La semana pasada cerramos el ciclo de la Navidad con la fiesta de la Epifanía. Litúrgicamente, esta fiesta abarcaba, además de la adoración de los Santos Reyes, la conversión de agua en vino y el bautismo de Jesús. Son tres casos en que Dios manifestó que ese Jesús, humilde y discreto, era nada menos que el Mesías. Juan Bautista fue un gran profeta que entusiasmaba al pueblo. Había desencadenado un gran movimiento espiritual de renovación, y a quienes estaban dispuestos a comprometerse con él en la renovación de la Alianza, los bautizaba en el río Jordán. Jesús mismo se había interesado en este movimiento. Se sentía de que Dios le reservaba un importante misión; pero aún no tenía clara conciencia de su ser. Pareciéndole que el movimiento desencadenado por su primo Juan representar el nivel más avanzado del pueblo elegido en fidelidad a la Alianza, se acercó también para ser bautizado, y en el preciso momento del bautismo… pero tanto Jesús como el Bautista distinguieron claramente la voz del Padre diciendo: “Este es mi Hijo amado en quien me complazco” (la gente y los demás discípulos de >Juan tan sólo han de haber escuchado un trueno).
Jesús, después de su bautismo habría quedado abrumado, y acaso por consejo de Juan, se fue al desierto cuarenta días, poniendo en orden su menta para la misión encomendada. Luego se habría quedado unos días más con su bautizante.
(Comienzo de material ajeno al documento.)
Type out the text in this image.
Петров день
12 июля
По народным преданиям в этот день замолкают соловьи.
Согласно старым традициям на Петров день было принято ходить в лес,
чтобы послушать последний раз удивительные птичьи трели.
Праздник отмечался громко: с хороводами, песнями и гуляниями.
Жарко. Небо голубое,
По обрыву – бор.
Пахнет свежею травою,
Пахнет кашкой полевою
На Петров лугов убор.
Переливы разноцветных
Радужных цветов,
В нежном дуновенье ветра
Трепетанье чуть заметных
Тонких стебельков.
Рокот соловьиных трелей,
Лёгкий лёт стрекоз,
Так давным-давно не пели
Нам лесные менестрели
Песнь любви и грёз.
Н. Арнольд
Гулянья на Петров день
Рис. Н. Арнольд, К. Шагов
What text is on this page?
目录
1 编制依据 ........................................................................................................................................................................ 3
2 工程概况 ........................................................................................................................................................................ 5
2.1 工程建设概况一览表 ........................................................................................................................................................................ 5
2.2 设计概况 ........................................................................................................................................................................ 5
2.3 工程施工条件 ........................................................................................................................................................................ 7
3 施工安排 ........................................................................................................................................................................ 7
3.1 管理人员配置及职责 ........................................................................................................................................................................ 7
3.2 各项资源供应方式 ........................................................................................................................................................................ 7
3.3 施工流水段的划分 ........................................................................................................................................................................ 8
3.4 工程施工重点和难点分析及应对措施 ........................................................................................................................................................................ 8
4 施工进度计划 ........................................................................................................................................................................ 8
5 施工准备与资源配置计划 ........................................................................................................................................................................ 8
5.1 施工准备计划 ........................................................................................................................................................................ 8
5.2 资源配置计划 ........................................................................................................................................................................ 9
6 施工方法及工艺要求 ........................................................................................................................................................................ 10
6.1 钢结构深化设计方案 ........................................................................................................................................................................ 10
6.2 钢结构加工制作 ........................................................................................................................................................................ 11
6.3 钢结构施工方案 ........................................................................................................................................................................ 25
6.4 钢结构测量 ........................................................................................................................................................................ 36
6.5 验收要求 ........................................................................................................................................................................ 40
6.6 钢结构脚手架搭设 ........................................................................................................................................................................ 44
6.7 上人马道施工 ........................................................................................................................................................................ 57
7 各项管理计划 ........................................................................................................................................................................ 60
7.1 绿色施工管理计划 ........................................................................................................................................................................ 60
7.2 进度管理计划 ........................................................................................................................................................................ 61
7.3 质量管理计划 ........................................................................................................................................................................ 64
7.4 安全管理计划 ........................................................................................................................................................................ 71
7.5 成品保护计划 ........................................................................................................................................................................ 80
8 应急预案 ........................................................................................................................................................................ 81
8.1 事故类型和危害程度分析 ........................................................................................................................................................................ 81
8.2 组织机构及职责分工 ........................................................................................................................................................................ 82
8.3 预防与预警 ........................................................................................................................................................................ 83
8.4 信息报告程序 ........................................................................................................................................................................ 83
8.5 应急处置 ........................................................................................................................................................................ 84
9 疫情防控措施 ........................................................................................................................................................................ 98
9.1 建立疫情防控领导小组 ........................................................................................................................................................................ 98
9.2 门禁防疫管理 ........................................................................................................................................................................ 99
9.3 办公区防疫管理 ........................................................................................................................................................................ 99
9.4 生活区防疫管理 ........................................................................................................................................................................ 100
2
En cierta ocasión en que Juan enseñaba a sus discípulos, pasó, y éste le dijo a los dos discípulos con quienes más se identificaba: “Este es el Cordero de Dios”. Lo normal hubiera sido que como maestro espiritual, Juan quisiera retener a estos seguidores tan bien dispuestos; pero él era conciente de que su misión consistía sólo en preparar el camino al Mesías, y que por lo mismo, no le tocaba conservarlos consigo, sino más bien encaminarlos hacia aquel personaje a quien los jóvenes sólo miraban su espalda. Ellos, interpretando la señal de su maestro, siguieron a dicho personaje, discretamente, sin hacer ruido, con temerosa veneración. En determinado momento, Jesús, dándose cuenta que era seguido, se volvió hacia ellos y quedaron enfrentados con aquella mirada tranquilizadora, escrutadora y profunda. Le escucharon decir: “¿Qué buscan?”, y desconcertados y sorprendidos sólo alcanzaron a balbucear sin sentido: “¿Dónde vives, maestro?”. Jesús les respondió: “Vengan a ver”, y se quedaron con Él aquella tarde.
Aunque Jesús es un dogma del catecismo, un connotado personaje histórico, un símbolo de cultura religiosa, algunos creyentes, en circunstancias especiales, descubren en Él un “alguien”, un contemporáneo, una persona viva, el Dios que centraliza el Misterio y da sentido a la existencia. Tal vez es lo que nos haya pasado a la mayoría de nosotros. Sabíamos de Él y lo conocíamos racionalmente; incluso recitábamos de memoria la fórmula dogmática “Jesús es verdadero Dios y verdadero hombre”; pero en un preciso momento, Jesús comenzó a sernos cercano: un amigo, un hermano, la presentación visible del Dios invisible… y ese momento quedará grabado en la propia vida de manera imborrable. San Juan (quien probablemente era uno de esos dos discípulos de Juan) recuerda incluso la hora –“eran como las cuatro de la tarde”-.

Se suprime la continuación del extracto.